The Japanese carmaker now plans to announce 27 new electrified models – comprising 19 new electric vehicles (EVs) and eight new hybrid models – across the Nissan and Infiniti brands by fiscal year 2030.
This is four more new EVs than the previous long-term roadmap.
As a result of these changes, the company plans to have an electrification mix of 55 per cent globally across the Nissan and Infiniti brands by 2030. This is up from the previously forecasted 50 per cent electrification mix.
In terms of specific markets, Nissan forecasts 98 per cent of the vehicles sold in Europe will be electrified by 2026. This is up from the forecasted 75 per cent sales mix of electrified vehicles from late 2021.
Forecast sales of electrified vehicles sold in Japan are up as well, with 58 per cent – instead of 55 per cent – expected by 2026.
Nissan hasn’t noted any changes to the 40 per cent EV-only sales mix in the US by 2030, whereas it shrunk its expectation of Chinese electrified vehicle sales to 35 per cent from 40 per cent by 2026.
At this stage the Japanese carmaker hasn’t detailed what these new electrified vehicles will be.
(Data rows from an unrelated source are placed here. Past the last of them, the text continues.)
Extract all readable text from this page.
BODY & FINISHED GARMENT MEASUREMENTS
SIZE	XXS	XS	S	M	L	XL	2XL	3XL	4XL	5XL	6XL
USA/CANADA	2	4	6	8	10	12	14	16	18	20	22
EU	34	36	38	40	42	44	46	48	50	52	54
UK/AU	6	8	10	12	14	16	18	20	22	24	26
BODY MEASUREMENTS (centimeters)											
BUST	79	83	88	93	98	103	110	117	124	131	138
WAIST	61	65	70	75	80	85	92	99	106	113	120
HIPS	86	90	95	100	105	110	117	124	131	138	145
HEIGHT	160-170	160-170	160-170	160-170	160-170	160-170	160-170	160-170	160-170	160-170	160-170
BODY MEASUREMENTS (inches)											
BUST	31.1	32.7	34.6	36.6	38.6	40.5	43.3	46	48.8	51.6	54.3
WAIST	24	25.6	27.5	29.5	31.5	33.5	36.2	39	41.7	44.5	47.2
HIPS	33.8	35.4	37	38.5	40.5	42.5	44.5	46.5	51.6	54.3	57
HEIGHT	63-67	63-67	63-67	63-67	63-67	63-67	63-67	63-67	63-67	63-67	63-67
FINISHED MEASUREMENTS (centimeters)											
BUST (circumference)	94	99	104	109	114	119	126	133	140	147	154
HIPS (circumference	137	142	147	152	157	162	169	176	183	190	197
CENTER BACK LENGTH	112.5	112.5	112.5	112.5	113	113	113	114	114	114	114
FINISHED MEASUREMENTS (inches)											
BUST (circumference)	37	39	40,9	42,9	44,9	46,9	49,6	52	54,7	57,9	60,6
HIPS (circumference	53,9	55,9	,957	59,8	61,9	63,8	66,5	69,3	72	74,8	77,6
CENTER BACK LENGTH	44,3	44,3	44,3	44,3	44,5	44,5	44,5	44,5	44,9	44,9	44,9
Nissan has confirmed it will launch an EV designed specifically for the Chinese market in 2024. It’s unclear what this will be just yet.
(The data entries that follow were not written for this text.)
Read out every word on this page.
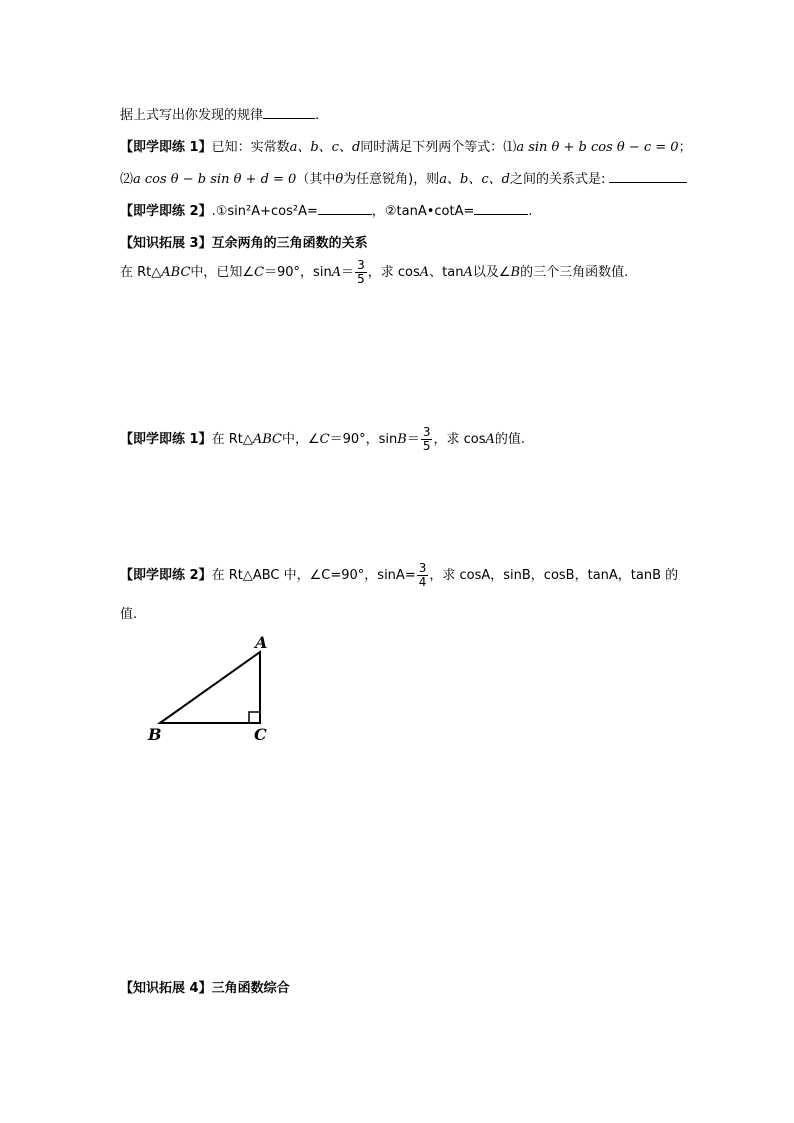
据上式写出你发现的规律	.
【即学即练 1】已知：实常数a、b、c、d同时满足下列两个等式：⑴a sin θ + b cos θ − c = 0；
⑵a cos θ − b sin θ + d = 0（其中θ为任意锐角)，则a、b、c、d之间的关系式是:
【即学即练 2】.①sin²A+cos²A=	，②tanA•cotA=	.
【知识拓展 3】互余两角的三角函数的关系
在 Rt△ABC中，已知∠C＝90°，$\sin A= \frac{3}{5}$ ，求 cosA、tanA以及∠B的三个三角函数值.
【即学即练 1】在 Rt△ABC中，∠C＝90°，$\sin B= \frac{3}{5}$ ，求 cosA的值.
【即学即练 2】在 Rt△ABC 中，∠C=90°，$\sin A= \frac{3}{4}$ ，求 cosA，sinB，cosB，tanA，tanB 的
值.
A
B	C
【知识拓展 4】三角函数综合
It has also said its “e-architecture” currently installed in the Ariya electric SUV will be available in more models in the coming years.
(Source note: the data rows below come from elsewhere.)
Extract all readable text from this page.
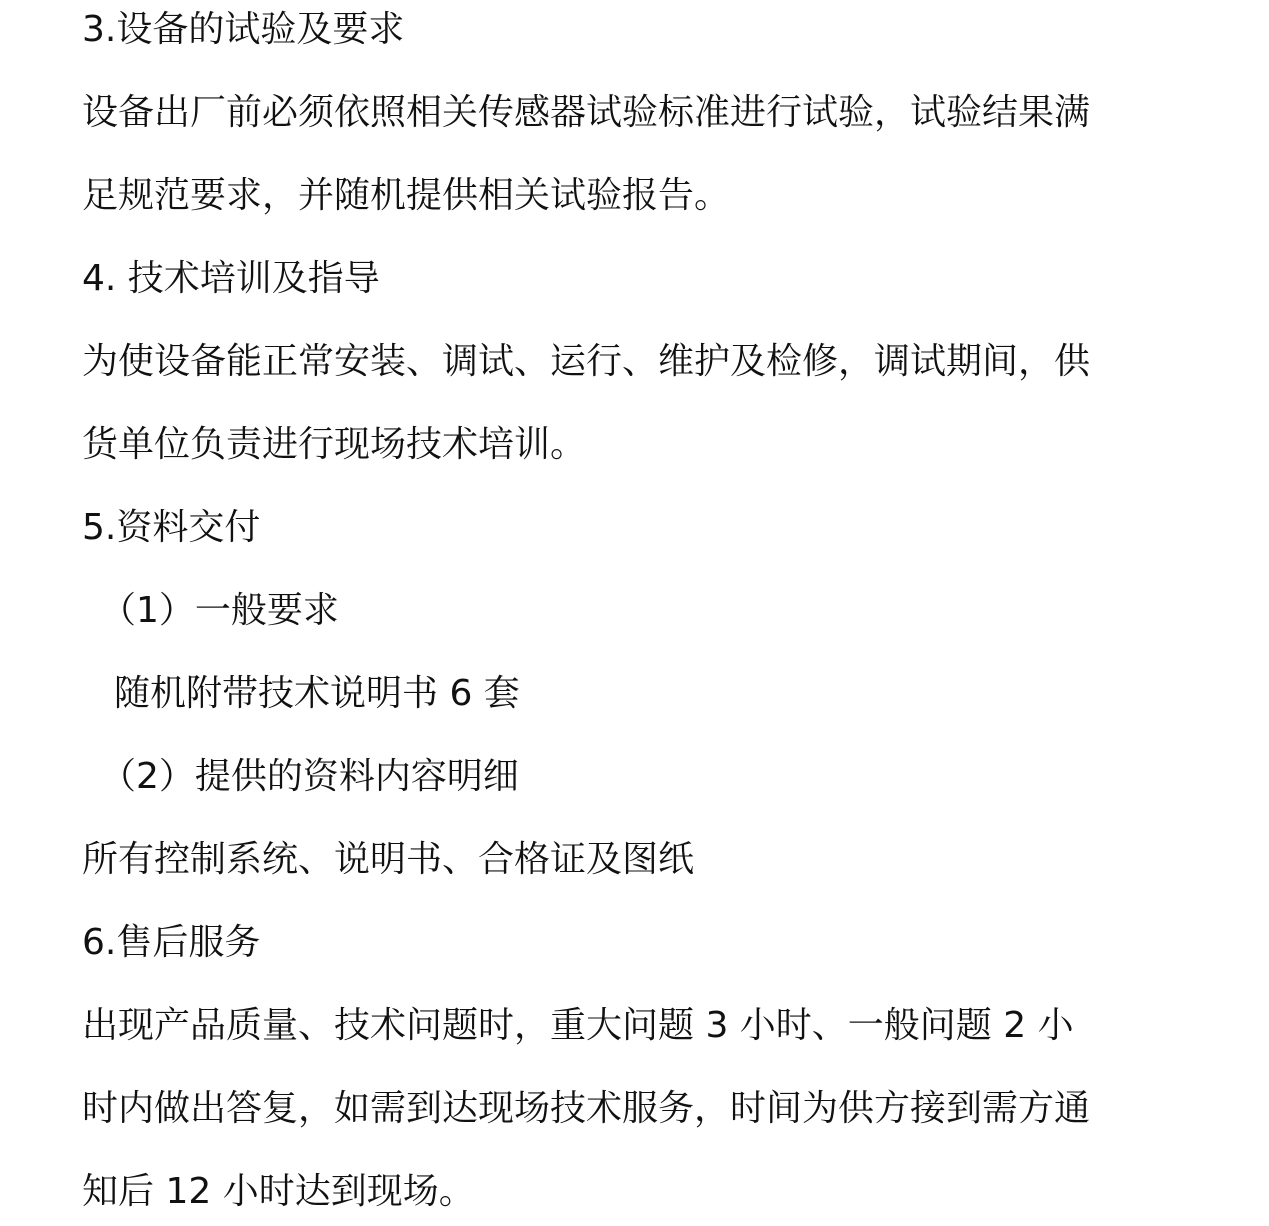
3.设备的试验及要求
设备出厂前必须依照相关传感器试验标准进行试验，试验结果满
足规范要求，并随机提供相关试验报告。
4. 技术培训及指导
为使设备能正常安装、调试、运行、维护及检修，调试期间，供
货单位负责进行现场技术培训。
5.资料交付
（1）一般要求
随机附带技术说明书 6 套
（2）提供的资料内容明细
所有控制系统、说明书、合格证及图纸
6.售后服务
出现产品质量、技术问题时，重大问题 3 小时、一般问题 2 小
时内做出答复，如需到达现场技术服务，时间为供方接到需方通
知后 12 小时达到现场。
It’s worth noting the Ariya still hasn’t been locked in for an Australian launch just yet, but Nissan Australia recently introduced the X-Trail e-Power hybrid. A smaller Qashqai e-Power hybrid is set to follow sometime later this year.
As previously reported in November 2021, Nissan is spending 2 trillion yen (A$21.76 billion) on electrification over five years.
The company revealed four concept cars to demonstrate what’s in its electric future, including the Chill-Out crossover, Surf-Out ute, Hang-Out people mover, and Max-Out convertible.
The latter of these concepts was recently revealed in physical form.
Nissan said its new proprietary all-solid-state batteries (ASSB) will be produced at a pilot plant in Yokohama as early as fiscal year 2024 ahead of a market introduction in fiscal year 2028.
The company claimed these will reduce charge time to one-third and bring the cost of battery packs down to $75/kWh by fiscal year 2028 and down to $65/kWh thereafter.
At some unspecified time in the future, it expects to achieve cost parity between EVs and petrol vehicles.